Associate Professor, Sociology
PhD, OISE, University of Toronto
MEd, OISE, University of Toronto
BA, University of Western Ontario
Margot Francis is an Assistant Professor in Women’s and Gender Studies, cross appointed to the Department of Sociology. She teaches courses on queer communities and popular culture, the construction of gender and race in Canadian culture and the Introduction to Women’s and Gender Studies. Her research interests include: feminist and post-colonial perspectives on settler societies, critical explorations of culture, arts and identity and integrative approaches to gender, sexuality and the body. Her research has been funded by the Social Sciences and Humanities Research Council of Canada. She holds a Ph.D. in Theory and Policy Studies from the Ontario Institute for Studies in Education at the University of Toronto (2002).

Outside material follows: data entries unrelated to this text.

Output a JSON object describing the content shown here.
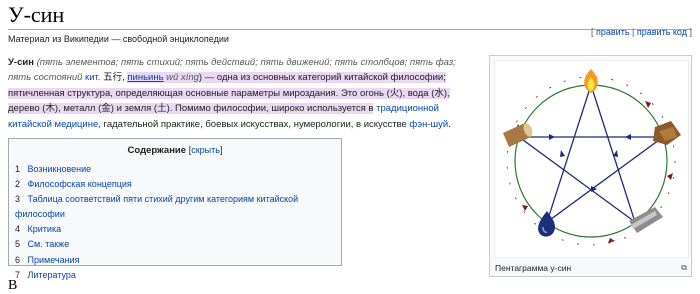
{
  "article": {
    "title": "У-син",
    "tagline": "Материал из Википедии — свободной энциклопедии",
    "edit_link": "править",
    "edit_code_link": "править код",
    "next_heading": "В"
  },
  "intro": {
    "term": "У-син",
    "gloss": "(пять элементов; пять стихий; пять действий; пять движений; пять столбцов; пять фаз; пять состояний",
    "kit_link": "кит.",
    "hanzi": "五行",
    "pinyin_link": "пиньинь",
    "pinyin": "wǔ xíng",
    "text1": ") — одна из основных категорий китайской философии; пятичленная структура, определяющая основные параметры мироздания. Это огонь (火), вода (水), дерево (木), металл (金) и земля (土). Помимо философии, широко используется в",
    "tcm_link": "традиционной китайской медицине",
    "text2": ", гадательной практике, боевых искусствах, нумерологии, в искусстве",
    "fengshui_link": "фэн-шуй",
    "text3": "."
  },
  "toc": {
    "title": "Содержание",
    "toggle": "скрыть",
    "items": [
      {
        "num": "1",
        "label": "Возникновение"
      },
      {
        "num": "2",
        "label": "Философская концепция"
      },
      {
        "num": "3",
        "label": "Таблица соответствий пяти стихий другим категориям китайской философии"
      },
      {
        "num": "4",
        "label": "Критика"
      },
      {
        "num": "5",
        "label": "См. также"
      },
      {
        "num": "6",
        "label": "Примечания"
      },
      {
        "num": "7",
        "label": "Литература"
      }
    ]
  },
  "figure": {
    "caption": "Пентаграмма у-син",
    "magnify_icon": "magnify-icon",
    "colors": {
      "generating": "#2a7a2a",
      "overcoming": "#1f2a7a",
      "outer_arrows": "#7a1f1f"
    }
  }
}
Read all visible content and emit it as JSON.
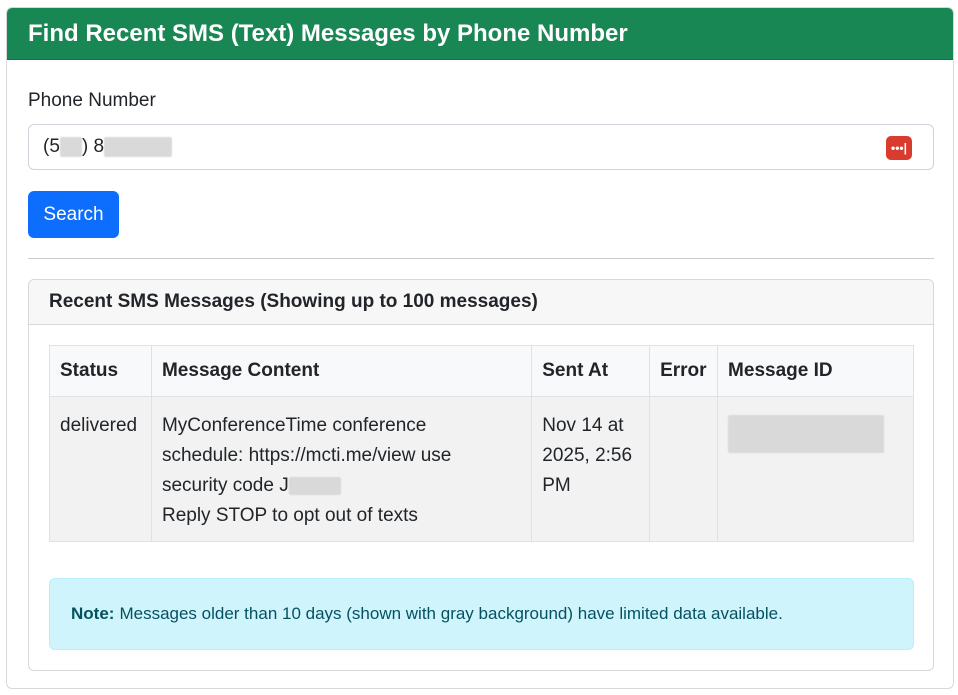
{
  "header": {
    "title": "Find Recent SMS (Text) Messages by Phone Number"
  },
  "form": {
    "phone_label": "Phone Number",
    "phone_value_prefix": "(5",
    "phone_value_mid": ") 8",
    "password_manager_icon": "ellipsis-icon",
    "search_label": "Search"
  },
  "results": {
    "title": "Recent SMS Messages (Showing up to 100 messages)",
    "columns": [
      "Status",
      "Message Content",
      "Sent At",
      "Error",
      "Message ID"
    ],
    "rows": [
      {
        "status": "delivered",
        "content_line1": "MyConferenceTime conference",
        "content_line2": "schedule: https://mcti.me/view use",
        "content_line3": "security code J",
        "content_line4": "Reply STOP to opt out of texts",
        "sent_line1": "Nov 14 at",
        "sent_line2": "2025, 2:56",
        "sent_line3": "PM",
        "error": ""
      }
    ]
  },
  "note": {
    "label": "Note:",
    "text": "Messages older than 10 days (shown with gray background) have limited data available."
  },
  "colors": {
    "header_bg": "#198754",
    "button_bg": "#0d6efd",
    "note_bg": "#cff4fc",
    "note_text": "#055160"
  }
}
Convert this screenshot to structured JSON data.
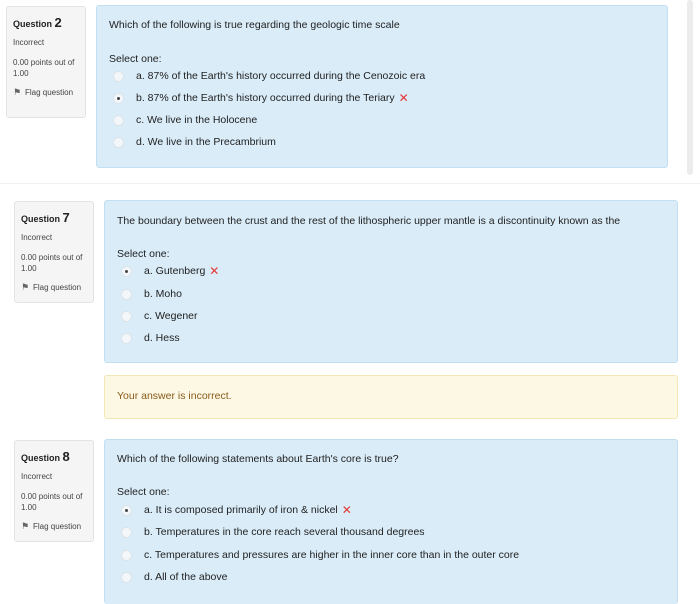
{
  "questions": [
    {
      "label": "Question",
      "number": "2",
      "state": "Incorrect",
      "grade": "0.00 points out of 1.00",
      "flag_label": "Flag question",
      "text": "Which of the following is true regarding the geologic time scale",
      "prompt": "Select one:",
      "options": [
        {
          "text": "a. 87% of the Earth's history occurred during the Cenozoic era"
        },
        {
          "text": "b. 87% of the Earth's history occurred during the Teriary"
        },
        {
          "text": "c. We live in the Holocene"
        },
        {
          "text": "d. We live in the Precambrium"
        }
      ]
    },
    {
      "label": "Question",
      "number": "7",
      "state": "Incorrect",
      "grade": "0.00 points out of 1.00",
      "flag_label": "Flag question",
      "text": "The boundary between the crust and the rest of the lithospheric upper mantle is a discontinuity known as the",
      "prompt": "Select one:",
      "options": [
        {
          "text": "a. Gutenberg"
        },
        {
          "text": "b. Moho"
        },
        {
          "text": "c. Wegener"
        },
        {
          "text": "d. Hess"
        }
      ],
      "feedback": "Your answer is incorrect."
    },
    {
      "label": "Question",
      "number": "8",
      "state": "Incorrect",
      "grade": "0.00 points out of 1.00",
      "flag_label": "Flag question",
      "text": "Which of the following statements about Earth's core is true?",
      "prompt": "Select one:",
      "options": [
        {
          "text": "a. It is composed primarily of iron & nickel"
        },
        {
          "text": "b. Temperatures in the core reach several thousand degrees"
        },
        {
          "text": "c. Temperatures and pressures are higher in the inner core than in the outer core"
        },
        {
          "text": "d. All of the above"
        }
      ]
    }
  ],
  "colors": {
    "formulation_bg": "#d9ecf8",
    "feedback_bg": "#fcf8e3",
    "incorrect_mark": "#e53935"
  }
}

Francis’ book, Creative Subversion: Whiteness and Indigeneity in the National Imaginary (UBC Press, 2011) explores how whiteness and Indigeneity are articulated through iconic images of Canadian identity – and the contradictory and contested meanings these images evoke. These benign, even kitschy symbols, she argues, are haunted by ideas about race, masculinity, and sexuality that circulated during the formative years of Anglo-Canadian nationhood. Through a richly illustrated text Francis explores how national symbols such as the beaver, the railway, the wilderness of Banff National Park, and ideas about ‘Indianness’ evoke nostalgic versions of the past that cannot be expelled or assimilated. The irony is that insofar as Canadian consume versions of a past that do not nourish, the living can themselves become ghostly. Juxtaposing historical images with work by contemporary artists she explores how artists are giving taken-for-granted symbols new and suggestive meanings. From director Richard Fung’s Dirty Laundry, to the work of Indigenous artists Jeff Thomas and Kent Monkman, to Shauna Dempsey and Lorri Milan’s performance work Lesbian Park Rangers, the book explores how banal objects can be re-imagined in ways that offer the possibility of moving from an unproblematized possession by the past to an imaginative reconsideration of it.